I've 7 or 8 emails back and forth between myself and another member and just had some info I wanted to pass along but can't seem to do it!

Just wondering if I've upset someone . . . . .


----------



## Ikon66 (Sep 12, 2003)

new rules, under a certain post count PM and FS section is prohibited - you need to get your post count up or join TTOC 

viewtopic.php?f=30&t=214609


----------



## StevetS (Feb 26, 2011)

Seems a bit harsh! I look through the forum most lunchtimes at work (just don't normally log in being a work pc and all). Normally only post if I've got something particular to say - don't want a post a load of inane comments (or spam the forums) just for the sake of it.

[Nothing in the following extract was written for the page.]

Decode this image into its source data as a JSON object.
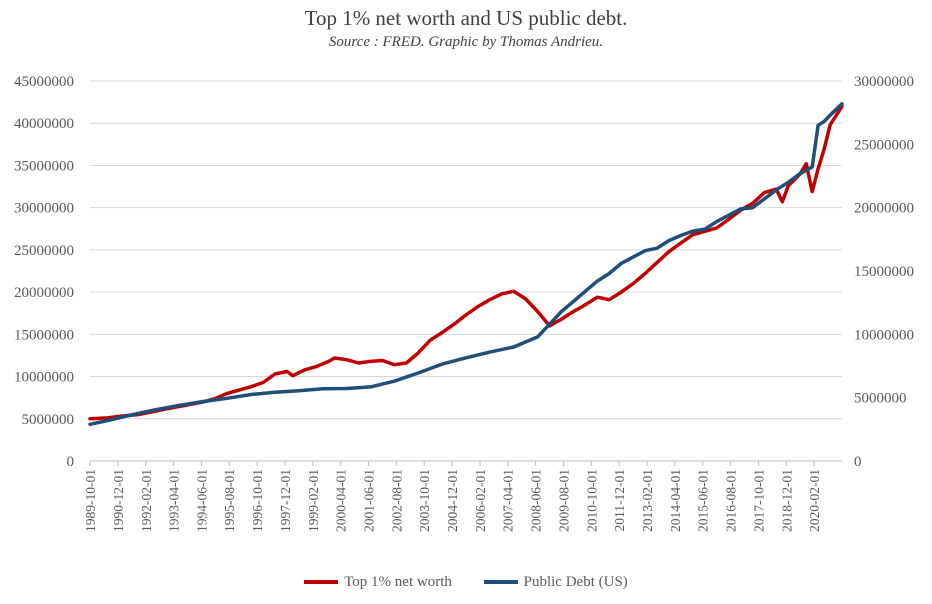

Mind, i have been meaning to join for proper for a while. . . . .


----------



## Hoggy (May 8, 2002)

StevetS said:


> Mind, i have been meaning to join for proper for a while. . . . .


Hi Steve, Click the link & join up, & have full access, only £10. You know you want to. :wink:

http://www.ttoc.co.uk/zen/index.php?mai ... 4b245bfbc0

Hoggy.


----------



## StevetS (Feb 26, 2011)

Oki - Done it!


----------



## Hoggy (May 8, 2002)

StevetS said:


> Oki - Done it!


Hi Steve, Congratulations. Once you get you membership No. follow the link/instructions to get your membership banner displayed.
viewtopic.php?f=1&t=158721
Hoggy.


----------